According to the report, stronger revenue generation is needed to finance development projects, social welfare programmes, and support for vulnerable citizens. However, the global financial institution acknowledged that any new measures must be introduced carefully.
The IMF Nigeria tax proposal includes extending Value Added Tax (VAT) to fuel products and introducing excise duties on telecommunications services.
In addition, the Fund recommended a possible increase in the VAT rate. It also suggested reviewing certain tax exemptions and customs duty waivers currently in place.
Highlighting its position, the IMF stated:
“Further tax policy changes will likely be needed… including extending VAT to fuel products and introducing telecom excises.”
The recommendation has drawn attention because fuel and telecommunications services affect millions of Nigerians daily.
Consequently, any increase in costs within those sectors could have a direct impact on transportation, communication, and business operations.
However, the IMF also warned that the timing of such reforms remains critical.

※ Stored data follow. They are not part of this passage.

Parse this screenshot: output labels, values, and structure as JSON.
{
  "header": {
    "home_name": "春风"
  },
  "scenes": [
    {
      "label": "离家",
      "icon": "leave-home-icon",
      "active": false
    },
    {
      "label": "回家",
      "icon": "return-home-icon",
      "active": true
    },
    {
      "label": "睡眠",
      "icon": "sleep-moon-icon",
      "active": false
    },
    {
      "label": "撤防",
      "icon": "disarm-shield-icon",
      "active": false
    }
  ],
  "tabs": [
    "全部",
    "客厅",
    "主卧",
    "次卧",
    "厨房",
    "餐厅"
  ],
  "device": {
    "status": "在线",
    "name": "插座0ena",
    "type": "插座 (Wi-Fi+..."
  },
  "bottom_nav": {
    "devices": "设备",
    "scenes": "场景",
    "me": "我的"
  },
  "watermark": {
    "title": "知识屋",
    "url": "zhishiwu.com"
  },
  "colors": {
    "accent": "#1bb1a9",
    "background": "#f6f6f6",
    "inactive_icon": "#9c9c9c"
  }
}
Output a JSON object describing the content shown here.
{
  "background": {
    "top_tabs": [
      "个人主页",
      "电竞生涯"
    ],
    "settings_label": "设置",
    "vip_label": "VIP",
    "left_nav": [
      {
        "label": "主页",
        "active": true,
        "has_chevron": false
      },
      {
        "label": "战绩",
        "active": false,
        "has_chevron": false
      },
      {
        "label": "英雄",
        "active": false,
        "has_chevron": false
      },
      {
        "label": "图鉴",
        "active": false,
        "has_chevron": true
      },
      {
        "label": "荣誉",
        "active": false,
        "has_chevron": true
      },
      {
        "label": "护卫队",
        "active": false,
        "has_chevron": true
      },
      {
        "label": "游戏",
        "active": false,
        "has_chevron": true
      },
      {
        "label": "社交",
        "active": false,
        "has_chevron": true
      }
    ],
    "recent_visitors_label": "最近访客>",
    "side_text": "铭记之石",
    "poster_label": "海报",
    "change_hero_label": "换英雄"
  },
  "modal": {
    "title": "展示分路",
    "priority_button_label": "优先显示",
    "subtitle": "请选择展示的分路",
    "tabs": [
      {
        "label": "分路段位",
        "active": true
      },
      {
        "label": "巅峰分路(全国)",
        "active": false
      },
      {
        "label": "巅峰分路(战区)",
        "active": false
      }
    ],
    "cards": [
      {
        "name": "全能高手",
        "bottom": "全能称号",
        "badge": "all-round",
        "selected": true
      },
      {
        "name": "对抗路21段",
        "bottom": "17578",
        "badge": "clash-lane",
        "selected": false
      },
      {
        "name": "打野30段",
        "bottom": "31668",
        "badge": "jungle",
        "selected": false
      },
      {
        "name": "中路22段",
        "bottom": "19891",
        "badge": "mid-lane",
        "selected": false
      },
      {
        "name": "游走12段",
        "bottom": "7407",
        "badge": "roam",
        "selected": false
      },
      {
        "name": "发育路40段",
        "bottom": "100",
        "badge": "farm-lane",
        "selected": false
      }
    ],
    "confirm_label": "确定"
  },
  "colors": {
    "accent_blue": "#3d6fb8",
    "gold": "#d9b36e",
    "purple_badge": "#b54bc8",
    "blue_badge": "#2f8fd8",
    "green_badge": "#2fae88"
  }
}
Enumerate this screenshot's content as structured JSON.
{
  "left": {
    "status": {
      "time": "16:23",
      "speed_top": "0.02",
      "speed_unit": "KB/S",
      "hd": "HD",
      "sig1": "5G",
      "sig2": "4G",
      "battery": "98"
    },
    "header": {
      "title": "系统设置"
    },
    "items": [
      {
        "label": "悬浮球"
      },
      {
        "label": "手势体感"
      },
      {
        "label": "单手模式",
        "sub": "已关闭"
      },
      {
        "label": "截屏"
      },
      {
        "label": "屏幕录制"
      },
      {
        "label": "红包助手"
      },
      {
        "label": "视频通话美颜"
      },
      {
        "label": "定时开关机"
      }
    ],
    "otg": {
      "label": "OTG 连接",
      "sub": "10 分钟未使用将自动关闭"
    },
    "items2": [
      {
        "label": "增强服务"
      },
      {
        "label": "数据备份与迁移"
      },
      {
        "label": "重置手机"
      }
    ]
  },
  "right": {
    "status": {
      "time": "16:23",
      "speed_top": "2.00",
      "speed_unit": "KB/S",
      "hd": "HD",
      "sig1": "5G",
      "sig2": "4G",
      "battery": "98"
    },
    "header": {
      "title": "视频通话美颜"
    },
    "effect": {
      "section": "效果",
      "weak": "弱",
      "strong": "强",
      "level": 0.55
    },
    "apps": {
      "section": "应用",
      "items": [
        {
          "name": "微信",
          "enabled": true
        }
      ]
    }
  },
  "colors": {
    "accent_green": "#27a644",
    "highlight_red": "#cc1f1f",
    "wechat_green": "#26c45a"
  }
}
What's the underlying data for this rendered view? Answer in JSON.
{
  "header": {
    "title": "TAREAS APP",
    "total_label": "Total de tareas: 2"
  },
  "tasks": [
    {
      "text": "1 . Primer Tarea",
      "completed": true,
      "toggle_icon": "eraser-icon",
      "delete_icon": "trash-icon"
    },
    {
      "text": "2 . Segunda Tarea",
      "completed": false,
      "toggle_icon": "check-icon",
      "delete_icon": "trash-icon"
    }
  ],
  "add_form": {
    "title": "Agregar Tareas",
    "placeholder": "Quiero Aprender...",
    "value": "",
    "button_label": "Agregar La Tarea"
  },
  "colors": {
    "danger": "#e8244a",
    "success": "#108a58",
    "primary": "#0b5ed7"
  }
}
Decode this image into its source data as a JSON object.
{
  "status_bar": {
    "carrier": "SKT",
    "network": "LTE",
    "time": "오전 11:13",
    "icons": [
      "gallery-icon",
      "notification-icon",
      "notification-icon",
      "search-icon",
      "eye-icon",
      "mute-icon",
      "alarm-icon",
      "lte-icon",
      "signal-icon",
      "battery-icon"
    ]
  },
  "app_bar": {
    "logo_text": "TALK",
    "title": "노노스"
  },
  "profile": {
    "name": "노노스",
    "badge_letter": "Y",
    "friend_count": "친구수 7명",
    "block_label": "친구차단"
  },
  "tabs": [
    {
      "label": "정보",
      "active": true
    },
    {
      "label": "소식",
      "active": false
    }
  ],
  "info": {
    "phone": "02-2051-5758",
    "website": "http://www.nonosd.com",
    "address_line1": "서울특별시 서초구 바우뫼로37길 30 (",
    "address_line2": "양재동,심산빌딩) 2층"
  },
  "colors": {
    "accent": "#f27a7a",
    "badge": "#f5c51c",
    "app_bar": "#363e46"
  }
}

The organization noted that poverty levels and food insecurity must be carefully considered before any new taxes are introduced.
The report stated:
“The timing of reforms must consider the poverty and food insecurity situation and ensure that the cash transfer system is in place and funded.”

Furthermore, the Fund stressed the importance of having adequate social support systems available to cushion the impact on vulnerable groups.
Meanwhile, concerns have already been raised by stakeholders in affected sectors.
Telecommunications operators have repeatedly argued that additional taxes could increase the cost of calls, internet subscriptions, and other services.
Similarly, labour unions and business associations have often opposed fuel-related taxes due to concerns about inflation and transport costs.
Many Nigerians are still adjusting to higher expenses following the removal of petrol subsidies. Therefore, the prospect of new taxes may generate further public debate.
Despite these concerns, the IMF believes the measures could significantly strengthen government finances.
According to the report, the proposed tax adjustments could generate an additional 3.9 percent of Nigeria’s Gross Domestic Product within three years.
Moreover, improved tax administration and stronger compliance systems could contribute another 3.1 percent of GDP.
The Fund also projected that ongoing reforms could increase government revenue by 4.6 percent of GDP over the medium term.
Meanwhile, no official decision has been announced regarding the recommendations.